Abschnitt. 2 - Weiter nach Süden sehe ich den Fernblick erschwert ...

„Weiter nach Süden sehe ich den Fernblick erschwert durch aufsteigende Dünste und durch die Strahlen der ihrer Mittagshöhe scheinbar zueilenden Sonne. In jener Richtung haben wir am Horizont die Gleichberge bei Römhild zu suchen, und finden das langgestreckte Plateau der linken Seite des Werrathales, darauf Dreissigacker mit einer Allee recht gut erkennbar ist. Die Geba streckt sich hoch empor, und ein Stück in das Werrathal hereinblickeud sind die drei Breitungen, die Todtenwart, Schwallungen und die Warte der Maienluft über Wasungen zu erkennen.

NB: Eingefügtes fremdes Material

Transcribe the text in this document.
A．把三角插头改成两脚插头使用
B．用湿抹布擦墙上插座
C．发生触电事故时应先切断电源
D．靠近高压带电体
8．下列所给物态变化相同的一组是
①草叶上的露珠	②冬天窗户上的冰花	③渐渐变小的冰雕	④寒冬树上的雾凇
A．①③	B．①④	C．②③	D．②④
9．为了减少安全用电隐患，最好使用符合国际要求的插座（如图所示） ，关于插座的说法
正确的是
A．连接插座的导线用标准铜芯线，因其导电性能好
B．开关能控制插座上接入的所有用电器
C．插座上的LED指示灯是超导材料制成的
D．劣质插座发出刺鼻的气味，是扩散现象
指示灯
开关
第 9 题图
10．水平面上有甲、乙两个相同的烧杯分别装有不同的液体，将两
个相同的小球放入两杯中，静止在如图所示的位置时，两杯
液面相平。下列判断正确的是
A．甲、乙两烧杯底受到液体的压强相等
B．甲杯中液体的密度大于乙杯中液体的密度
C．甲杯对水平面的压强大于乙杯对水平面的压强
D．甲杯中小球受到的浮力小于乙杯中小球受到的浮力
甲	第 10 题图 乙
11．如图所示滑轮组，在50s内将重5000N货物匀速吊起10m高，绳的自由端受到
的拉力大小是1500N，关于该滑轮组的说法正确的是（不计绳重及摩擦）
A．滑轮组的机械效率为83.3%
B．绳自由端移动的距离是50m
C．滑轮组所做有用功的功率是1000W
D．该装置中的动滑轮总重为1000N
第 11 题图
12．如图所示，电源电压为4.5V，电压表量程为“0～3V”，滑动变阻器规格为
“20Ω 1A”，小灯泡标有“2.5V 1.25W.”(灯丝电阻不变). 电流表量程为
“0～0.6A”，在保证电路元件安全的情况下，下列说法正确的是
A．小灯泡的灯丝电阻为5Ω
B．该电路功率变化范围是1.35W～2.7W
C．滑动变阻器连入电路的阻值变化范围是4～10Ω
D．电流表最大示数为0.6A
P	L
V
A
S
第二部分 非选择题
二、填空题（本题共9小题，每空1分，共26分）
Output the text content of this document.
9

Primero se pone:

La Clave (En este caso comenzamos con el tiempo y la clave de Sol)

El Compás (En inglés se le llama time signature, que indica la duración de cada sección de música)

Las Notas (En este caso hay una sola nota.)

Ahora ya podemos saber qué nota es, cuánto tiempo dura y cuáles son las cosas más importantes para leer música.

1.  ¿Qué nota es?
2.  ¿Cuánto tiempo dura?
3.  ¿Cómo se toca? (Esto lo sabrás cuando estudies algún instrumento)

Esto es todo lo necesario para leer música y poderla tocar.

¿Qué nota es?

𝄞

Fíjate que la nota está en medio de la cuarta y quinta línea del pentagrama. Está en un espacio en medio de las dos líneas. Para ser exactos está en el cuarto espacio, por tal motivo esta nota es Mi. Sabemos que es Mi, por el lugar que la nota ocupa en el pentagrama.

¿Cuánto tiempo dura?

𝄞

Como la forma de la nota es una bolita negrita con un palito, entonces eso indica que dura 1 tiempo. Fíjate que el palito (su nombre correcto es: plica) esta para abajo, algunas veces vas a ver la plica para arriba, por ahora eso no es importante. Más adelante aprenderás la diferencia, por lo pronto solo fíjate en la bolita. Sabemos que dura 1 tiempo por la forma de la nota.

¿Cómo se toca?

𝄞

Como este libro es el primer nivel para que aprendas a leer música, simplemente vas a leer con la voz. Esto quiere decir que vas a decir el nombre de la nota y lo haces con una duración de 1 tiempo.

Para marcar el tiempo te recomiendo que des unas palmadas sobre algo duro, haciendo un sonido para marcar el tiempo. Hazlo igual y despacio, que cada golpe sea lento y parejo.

Am Horizont zieht die bläuliche Kette der Rhön mit dem Kreutzberg und dem Gangolf hin, die Region der Basaltkegel beginnt, unter denen die Milzeburg durch besondre Schroffheit sich kennbar macht. Unten am Bergesfuss der freundliche und stattliche Flecken ist Brotterode, den wir hernach bergabwandelnd begrüssen, da die Equipage dort der Eigentümerinnen harrt.“ –

Der weiblich ängstlichen Frage, ob der Hinabweg beschwerlich? begegnete Otto tröstlich verneinend, und fuhr weiter in seiner Demonstration der aus Vogelperspektive überschauten Gegend fort.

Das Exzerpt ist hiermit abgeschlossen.